Oude Testament

Nieuwe Testament

Deuteronomium 22:1-9 Het Boek (HTB)

1. ‘Als u ziet dat een os of een schaap van iemand verdwaalt, doe dan niet alsof u het niet ziet, maar breng het dier terug naar zijn eigenaar.

2. Als u niet weet wie de eigenaar is of hij woont ver weg, neem het dan mee naar uw eigen huis en houd het daar tot de eigenaar het dier komt zoeken en geef het hem dan terug.

3. Hetzelfde geldt voor ezels, kleding of iets anders dat u vindt. Bewaar het voor de eigenaar en onttrek u niet aan uw verantwoordelijkheid.

4. Als u iemand bezig ziet een os of een ezel overeind te krijgen, nadat het dier is gaan liggen, kijk dan niet de andere kant op. Ga erheen en help hem!

5. Een vrouw mag geen mannenkleren dragen en een man geen vrouwenkleren. Dat is iets afschuwelijks in de ogen van de Here, uw God.

6. Als u een vogelnest op de grond ziet liggen of u ziet er een in een boom en er zitten jonge vogels of eieren in, waar de moeder in het nest op zit, haal dan niet de moeder en haar jongen weg.

7. Laat haar gaan en neem alleen de jongen. De Here zal u daarvoor zegenen.

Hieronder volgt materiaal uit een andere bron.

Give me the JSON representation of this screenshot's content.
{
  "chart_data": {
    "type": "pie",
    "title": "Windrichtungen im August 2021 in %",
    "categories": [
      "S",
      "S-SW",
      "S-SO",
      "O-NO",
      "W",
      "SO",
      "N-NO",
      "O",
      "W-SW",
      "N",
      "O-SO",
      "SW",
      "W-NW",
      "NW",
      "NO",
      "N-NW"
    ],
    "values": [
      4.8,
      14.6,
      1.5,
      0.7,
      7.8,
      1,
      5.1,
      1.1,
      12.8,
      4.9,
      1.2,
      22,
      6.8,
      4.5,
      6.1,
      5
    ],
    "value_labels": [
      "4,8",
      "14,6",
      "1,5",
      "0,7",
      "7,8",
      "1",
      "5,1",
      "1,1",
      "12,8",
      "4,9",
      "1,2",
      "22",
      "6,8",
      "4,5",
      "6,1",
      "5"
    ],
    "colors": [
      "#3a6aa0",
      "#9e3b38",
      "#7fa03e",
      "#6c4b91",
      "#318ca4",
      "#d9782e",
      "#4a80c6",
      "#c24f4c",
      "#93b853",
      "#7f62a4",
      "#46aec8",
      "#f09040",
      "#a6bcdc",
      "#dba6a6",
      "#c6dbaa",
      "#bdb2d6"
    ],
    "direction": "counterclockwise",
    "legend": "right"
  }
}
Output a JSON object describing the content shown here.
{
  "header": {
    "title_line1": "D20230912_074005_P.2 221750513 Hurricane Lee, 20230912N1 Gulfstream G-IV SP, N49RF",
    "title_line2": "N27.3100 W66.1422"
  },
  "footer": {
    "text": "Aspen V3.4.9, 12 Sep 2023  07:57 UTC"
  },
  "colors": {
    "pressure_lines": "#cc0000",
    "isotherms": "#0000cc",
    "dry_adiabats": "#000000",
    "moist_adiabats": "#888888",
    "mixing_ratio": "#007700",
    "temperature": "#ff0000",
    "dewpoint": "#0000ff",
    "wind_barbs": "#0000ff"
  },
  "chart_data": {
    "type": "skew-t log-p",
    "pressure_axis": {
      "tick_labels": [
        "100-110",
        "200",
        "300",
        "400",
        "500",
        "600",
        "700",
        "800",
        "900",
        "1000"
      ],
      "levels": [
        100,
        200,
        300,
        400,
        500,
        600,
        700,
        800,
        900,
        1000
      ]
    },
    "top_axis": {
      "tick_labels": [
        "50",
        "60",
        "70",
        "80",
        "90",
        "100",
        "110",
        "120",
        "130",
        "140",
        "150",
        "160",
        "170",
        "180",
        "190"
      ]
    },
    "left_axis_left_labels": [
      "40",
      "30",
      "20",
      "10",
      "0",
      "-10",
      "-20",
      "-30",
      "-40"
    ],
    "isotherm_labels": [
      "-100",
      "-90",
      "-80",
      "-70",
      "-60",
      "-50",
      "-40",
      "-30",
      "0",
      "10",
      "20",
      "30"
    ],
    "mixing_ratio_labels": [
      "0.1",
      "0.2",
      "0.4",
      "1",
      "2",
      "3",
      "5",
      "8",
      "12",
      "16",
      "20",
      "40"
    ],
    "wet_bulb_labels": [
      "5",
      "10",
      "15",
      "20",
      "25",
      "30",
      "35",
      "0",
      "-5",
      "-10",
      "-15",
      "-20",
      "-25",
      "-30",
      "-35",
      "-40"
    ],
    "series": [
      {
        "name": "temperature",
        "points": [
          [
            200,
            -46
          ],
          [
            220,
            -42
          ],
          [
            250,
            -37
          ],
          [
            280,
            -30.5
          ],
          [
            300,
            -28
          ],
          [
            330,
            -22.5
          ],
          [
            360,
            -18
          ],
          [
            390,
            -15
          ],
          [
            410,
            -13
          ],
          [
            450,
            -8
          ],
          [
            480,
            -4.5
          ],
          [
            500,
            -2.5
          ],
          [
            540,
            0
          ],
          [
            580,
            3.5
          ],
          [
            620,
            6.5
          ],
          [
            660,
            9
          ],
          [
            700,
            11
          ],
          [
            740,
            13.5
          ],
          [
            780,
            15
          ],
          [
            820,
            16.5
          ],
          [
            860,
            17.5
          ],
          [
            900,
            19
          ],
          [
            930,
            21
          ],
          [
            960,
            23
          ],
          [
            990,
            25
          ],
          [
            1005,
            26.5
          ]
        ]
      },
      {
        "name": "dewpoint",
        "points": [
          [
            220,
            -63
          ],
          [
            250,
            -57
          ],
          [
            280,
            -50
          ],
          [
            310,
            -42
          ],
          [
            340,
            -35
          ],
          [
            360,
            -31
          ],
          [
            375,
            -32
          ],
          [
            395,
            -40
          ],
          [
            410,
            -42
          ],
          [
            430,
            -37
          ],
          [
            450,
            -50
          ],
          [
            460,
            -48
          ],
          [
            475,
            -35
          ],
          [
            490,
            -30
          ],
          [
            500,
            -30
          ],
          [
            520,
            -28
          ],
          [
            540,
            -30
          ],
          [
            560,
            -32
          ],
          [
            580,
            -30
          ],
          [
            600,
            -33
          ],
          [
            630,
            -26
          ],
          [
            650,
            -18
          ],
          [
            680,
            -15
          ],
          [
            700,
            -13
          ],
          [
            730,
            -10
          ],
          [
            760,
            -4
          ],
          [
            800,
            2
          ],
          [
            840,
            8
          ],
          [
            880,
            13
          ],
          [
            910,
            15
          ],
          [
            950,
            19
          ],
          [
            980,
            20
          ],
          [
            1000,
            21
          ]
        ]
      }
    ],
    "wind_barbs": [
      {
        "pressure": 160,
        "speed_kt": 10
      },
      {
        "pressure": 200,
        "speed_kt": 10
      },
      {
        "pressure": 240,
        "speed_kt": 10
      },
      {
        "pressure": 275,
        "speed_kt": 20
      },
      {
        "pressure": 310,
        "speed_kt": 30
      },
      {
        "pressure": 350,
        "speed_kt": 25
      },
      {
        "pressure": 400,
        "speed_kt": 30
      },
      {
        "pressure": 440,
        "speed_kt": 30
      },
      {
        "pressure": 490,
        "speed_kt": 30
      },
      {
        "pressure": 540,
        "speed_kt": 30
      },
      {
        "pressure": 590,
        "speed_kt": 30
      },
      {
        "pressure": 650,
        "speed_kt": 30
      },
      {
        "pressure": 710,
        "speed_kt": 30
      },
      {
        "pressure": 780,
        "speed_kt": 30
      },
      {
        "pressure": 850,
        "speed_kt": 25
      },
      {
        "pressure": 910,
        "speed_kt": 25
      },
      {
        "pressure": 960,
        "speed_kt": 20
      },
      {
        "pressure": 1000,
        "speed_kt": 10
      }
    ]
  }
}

8. Als u een nieuw huis bouwt, moet u een borstwering rond het platte dak maken om te voorkomen dat iemand eraf valt en u zo de schuld over uw huis brengt.

9. Zaai geen andere gewassen tussen de planten in uw wijngaard. Als u dat wel doet, zullen de gewassen en de druiven door de priesters in beslag worden genomen.